I was essentially handed a mission when I first arrived here. My friend Jon and I stopped by True Vine records on Hickory Ave. in an attempt to rid ourselves of some records that had been lying around his parents' basement. It was a sufficiently embarrassing collection of albums with several Bette Midler titles buried inside. After discussing the value of a random Bright Eyes tour-only EP that somehow ranged between $5 and $300 depending on the source, the co-owner and Baltimore music guru, Jason Willett, asked us if we were moving to the city. I replied yes, to which he declared, “Cool, ‘cause we have to un-jade the jaded.” Jon and I nodded without a real good sense of who the jaded were or how we were expected to un-jade them.

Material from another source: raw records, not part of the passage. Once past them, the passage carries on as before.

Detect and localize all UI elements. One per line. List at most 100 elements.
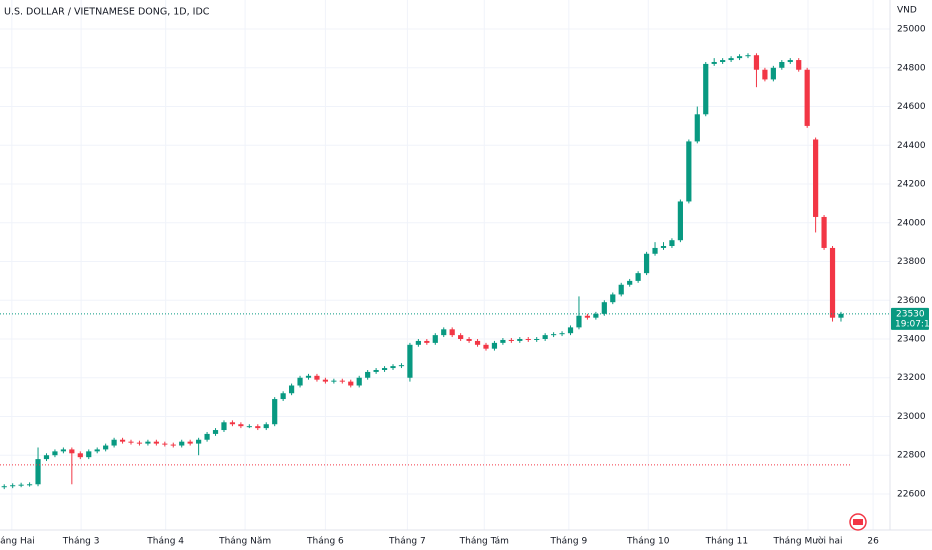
axis-unit: VND (897, 6, 917, 16)
y-tick-label: 24800 (897, 63, 926, 73)
candle-body (339, 380, 345, 382)
candle-body (187, 441, 193, 444)
candle-body (390, 366, 396, 369)
candle-body (280, 393, 286, 400)
candle-body (829, 247, 836, 318)
candle-body (314, 375, 320, 380)
candle-body (145, 441, 151, 444)
candle-body (170, 444, 176, 446)
candle-body (627, 280, 633, 285)
candle-body (162, 443, 168, 445)
y-tick-label: 24400 (897, 141, 926, 151)
candle-body (770, 67, 776, 80)
candle-body (618, 284, 624, 295)
candle-body (635, 273, 641, 281)
candle-body (69, 449, 75, 454)
candle-body (728, 58, 734, 61)
candle-body (669, 240, 675, 247)
candle-body (787, 60, 793, 62)
y-tick-label: 23200 (897, 373, 926, 383)
candle-body (449, 329, 455, 336)
chart-title: U.S. DOLLAR / VIETNAMESE DONG, 1D, IDC (4, 7, 210, 18)
candle-body (821, 216, 827, 248)
x-tick-label: Tháng 6 (306, 537, 344, 547)
candle-body (551, 334, 557, 336)
candle-body (753, 55, 760, 70)
candle-body (584, 315, 591, 318)
candle-body (559, 333, 565, 335)
price-tag-label: 23530 (896, 309, 925, 319)
x-tick-label: Tháng 10 (626, 537, 670, 547)
candle-body (720, 60, 726, 62)
y-tick-label: 24200 (897, 180, 926, 190)
price-tag (891, 307, 929, 330)
candle-body (288, 385, 295, 394)
y-tick-label: 23600 (897, 296, 926, 306)
candle-body (441, 329, 447, 336)
candle-body (703, 63, 709, 115)
grid (0, 0, 890, 530)
candle-body (686, 141, 692, 202)
candle-body (508, 339, 514, 341)
candle-body (60, 449, 66, 452)
candle-body (238, 424, 244, 427)
candle-body (567, 327, 574, 334)
candle-body (660, 246, 667, 248)
candle-body (542, 335, 548, 339)
countdown-label: 19:07:19 (895, 319, 932, 329)
candle-body (474, 340, 481, 345)
x-tick-label: Tháng 4 (146, 537, 184, 547)
candle-body (94, 449, 100, 452)
candle-body (322, 379, 329, 382)
candle-body (305, 375, 312, 378)
y-tick-label: 23000 (897, 412, 926, 422)
candle-body (77, 453, 83, 458)
x-tick-label: Tháng Năm (218, 537, 271, 547)
candle-body (677, 201, 683, 241)
candle-body (136, 442, 143, 444)
candle-body (643, 253, 650, 274)
x-tick-label: Tháng Tám (459, 537, 509, 547)
x-tick-label: Tháng Hai (0, 537, 35, 547)
candle-body (432, 335, 438, 343)
candle-body (796, 60, 802, 70)
candle-body (736, 56, 743, 59)
candle-body (483, 344, 489, 349)
x-tick-label: Tháng Mười hai (772, 536, 842, 547)
candle-body (348, 381, 354, 386)
candle-body (153, 441, 159, 444)
y-tick-label: 22600 (897, 489, 926, 499)
x-tick-label: Tháng 11 (705, 537, 748, 547)
candle-body (35, 459, 41, 485)
x-tick-label: 26 (867, 537, 879, 547)
candle-body (466, 338, 472, 341)
candle-body (601, 302, 607, 314)
candle-body (103, 445, 109, 450)
candle-body (415, 340, 421, 345)
candle-body (1, 486, 7, 488)
candle-body (813, 139, 819, 217)
candle-body (43, 455, 50, 460)
candle-body (407, 344, 413, 378)
candle-body (381, 368, 388, 370)
candle-body (424, 340, 430, 343)
y-tick-label: 23400 (897, 334, 926, 344)
candle-body (263, 424, 269, 429)
candle-body (204, 433, 210, 440)
candle-body (610, 294, 616, 303)
candle-body (18, 484, 24, 486)
candle-body (838, 313, 844, 318)
candle-body (128, 441, 134, 443)
candle-body (711, 61, 717, 64)
candle-body (356, 377, 362, 386)
candle-body (221, 422, 227, 431)
candle-body (255, 426, 261, 429)
y-tick-label: 24000 (897, 218, 926, 228)
candle-body (297, 377, 303, 386)
candle-body (373, 369, 379, 372)
candle-body (525, 338, 531, 340)
x-tick-label: Tháng 3 (62, 537, 100, 547)
candle-body (762, 69, 768, 80)
candle-body (593, 313, 599, 318)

That statement lingered in my mind as I entered the MICA lot on Saturday afternoon. Was he referring to the residents who live in Baltimore but work in DC? Or was he talking about scene jumpers who just recently boarded the Wham City bandwagon? In any case, between the alternating stages, spandex get-ups, and unpredictable sets, the lot was hardly a space for private contemplation. The attentive concertgoers vibed to Little Howlin' Wolf's free-jazz, blues numbers and even embraced the hardcore sounds of Brooklyn-based outfit Liturgy.

I'll admit, I found it hard to reconcile the joys and frustration of Whartscape. Clearly, this is a movement built on creativity, participation, and above all, collaboration. Bands share members and organize shows for one another. But it's more than just music. Musicians and artists and entrepreneurs work collectively and support group projects. When I wandered into the newly opened Cyclops bookstore/coffee shop/community center, there were friends and strangers gathered together discussing a fix-up of the ceiling and overall beautification of the space. But despite this positive atmosphere, I felt disconnected. It's hard to swallow the preciousness of Whartscape's eccentricities and the limitless Dan Deacon praise in all Baltimore media outlets when you have no sense of ownership. After all, I have no history here. In my colleague Nicky Smith's pseudo-review of Whartscape 2009, he ends his piece on a sentimental note: "I saw him [Deacon] at the front of the stage bobbing his head to the music, blending into the crowd and enjoying the fruits of his labor. No one deserved it more than him." This echoes the thoughts of most of the city's born and bred. For Nicky and so many others, Wham City and all of its burgeoning performers aren't just isolated musical acts. And their friends and fans aren't simply admirers. They have played a direct role in the development and maturation of the friends they support.       

I mentioned earlier that this all feels familiar. Five years ago, during my first visit to Ann Arbor, MI, the city was in full-on celebration mode. Clubs and organizations lined up and down the vast "diag," bands performed impromptu sets, and Frisbees and footballs floated through the air every couple of seconds. The sensation during "welcome week" was extremely stimulating but not without a brief moment of deflation. I knew very few people in the city, which meant that there were not many shared memories, just observations. Knowing that in just one week all of the fanfare and celebration would be traded in for a more mundane routine, I saw my excitement change to anxiety.

The reality however is that while college memories are full of group events and football games, the most valuable moments occur in the quotidian and often by accident. Learning a city and contributing to the community is not accomplished in one swoop, and the same can be said about understanding a particular music culture. I bet many people will point to Whartscape 2009 as their most precious music-themed memory of this past year, and I'm happy knowing that, for me at least, it will probably be overshadowed by something on a much smaller scale but with a lot more invested and lot less notice.